The IEA forecasts that Saudi Arabia—the largest producer—would boost its production by 50 percent, and that Iraq would nearly triple its production.
Maintaining this plateau would require massive investment in the oil industry, the report estimated, about $8 trillion over the next 25 years.
Also, in the IEA's main scenario, production from "tar sands," also known as “oil sands,” found mainly in Canada and Venezuela, would triple in the next 25 years.
However, these unconventional sources are generally more expensive and harder on the environment, the IEA said.
Tar sands "mining operations have a large impact on the landscape," the report said, requiring forests to be cleared, and large "tailing ponds" to collect the toxic runoff from tar sands processing.
Tar sands have a bigger climate footprint than conventional oil, with larger greenhouse gas emissions for the whole life cycle, from "well-to-wheels," the new report said.
Barrel for barrel, the IEA said, oil from tar sands would create 5 to 15 percent more emissions of carbon dioxide (CO2), the principal greenhouse gas causing global warming.
(Related: “The Canadian Oil Boom”)
Looking at the reasons for the plateau in crude oil production, “it’s clear that it’s a mixture of above-ground and below-ground factors,” said Guy Caruso, former head of the U.S. Energy Information Agency, and now at the Center for Strategic and International Studies, a think tank in Washington, D.C.

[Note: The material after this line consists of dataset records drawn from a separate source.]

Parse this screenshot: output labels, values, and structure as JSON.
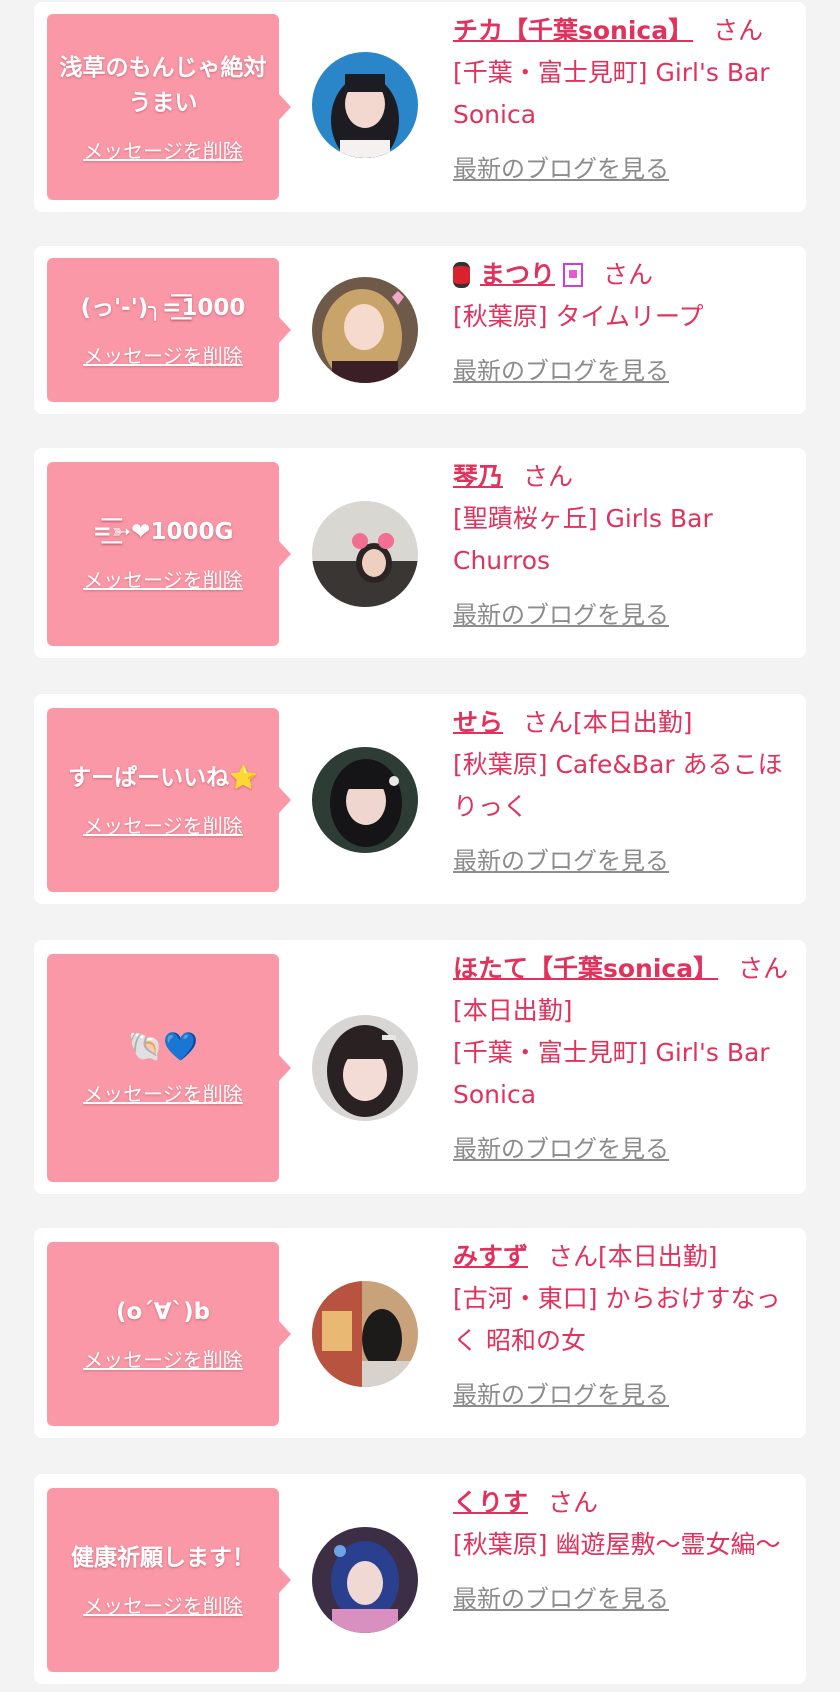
{
  "common": {
    "delete_label": "メッセージを削除",
    "blog_label": "最新のブログを見る"
  },
  "cards": [
    {
      "message": "浅草のもんじゃ絶対うまい",
      "name": "チカ【千葉sonica】",
      "suffix": "さん",
      "shop": "[千葉・富士見町] Girl's Bar Sonica"
    },
    {
      "message": "(っ'-')╮=͟͟͞͞1000",
      "name": "まつり",
      "suffix": "さん",
      "shop": "[秋葉原] タイムリープ"
    },
    {
      "message": "=͟͟͞͞➳❤1000G",
      "name": "琴乃",
      "suffix": "さん",
      "shop": "[聖蹟桜ヶ丘] Girls Bar Churros"
    },
    {
      "message": "すーぱーいいね⭐️",
      "name": "せら",
      "suffix": "さん[本日出勤]",
      "shop": "[秋葉原] Cafe&Bar あるこほりっく"
    },
    {
      "message": "🐚💙",
      "name": "ほたて【千葉sonica】",
      "suffix": "さん[本日出勤]",
      "shop": "[千葉・富士見町] Girl's Bar Sonica"
    },
    {
      "message": "(o´∀`)b",
      "name": "みすず",
      "suffix": "さん[本日出勤]",
      "shop": "[古河・東口] からおけすなっく 昭和の女"
    },
    {
      "message": "健康祈願します！",
      "name": "くりす",
      "suffix": "さん",
      "shop": "[秋葉原] 幽遊屋敷〜霊女編〜"
    }
  ],
  "colors": {
    "page_bg": "#f3f3f3",
    "card_bg": "#ffffff",
    "bubble_bg": "#fa98a7",
    "accent": "#e0325c",
    "blog_link": "#8c8c8c"
  },
  "icons": [
    "lantern-icon",
    "tag-icon",
    "heart-icon",
    "star-icon",
    "shell-icon"
  ]
}
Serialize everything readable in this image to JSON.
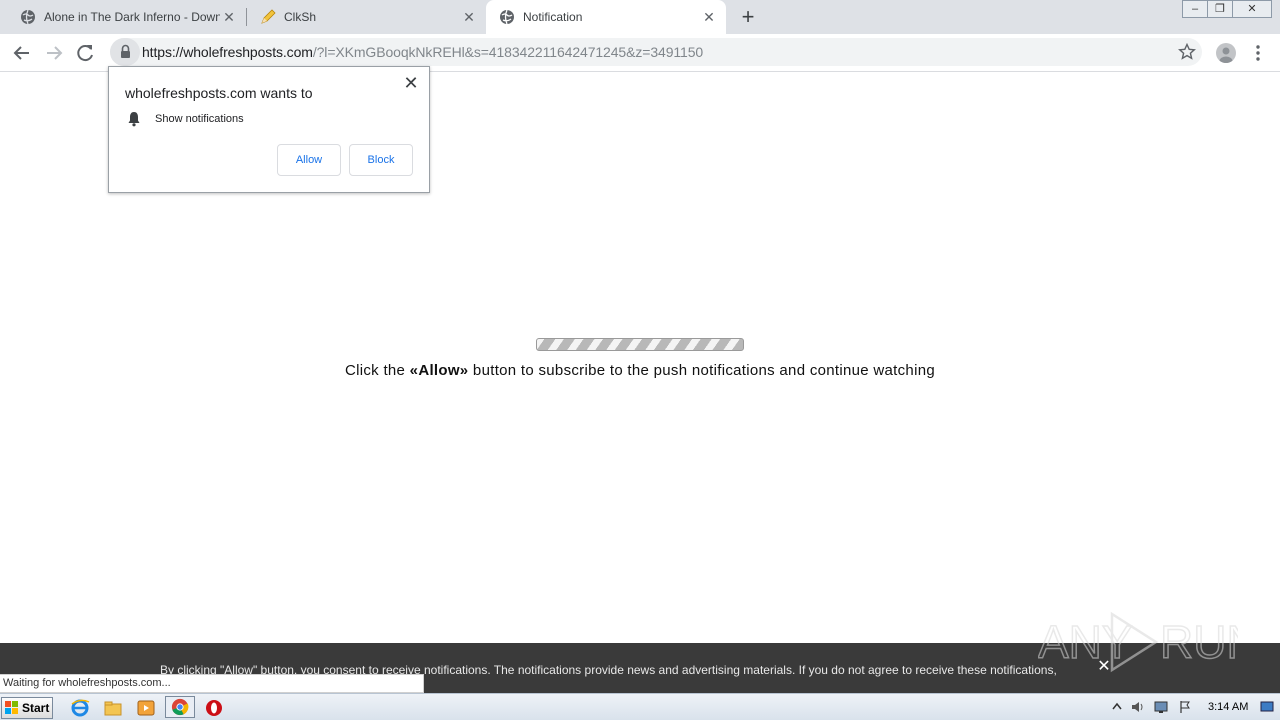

“It’s partly geological resource limitations,” Caruso said. “There’s decline that we’re fighting in the older fields,” in which production has fallen faster than had been expected.
But there are also “areas like Venezuela, Iraq, Kazakhstan, and Nigeria, where we know the oil is there,” but political turmoil and other issues have kept production far below the potential, he said.
When all the factors are taken into account, the trend is toward rising oil prices, Caruso said. Oil-consuming nations can cope with this if the price rises smoothly, but he added, “what economies have a hard time dealing with is a spike like we had in 2008, when oil reached nearly $150 a barrel, and then dropped back down again.”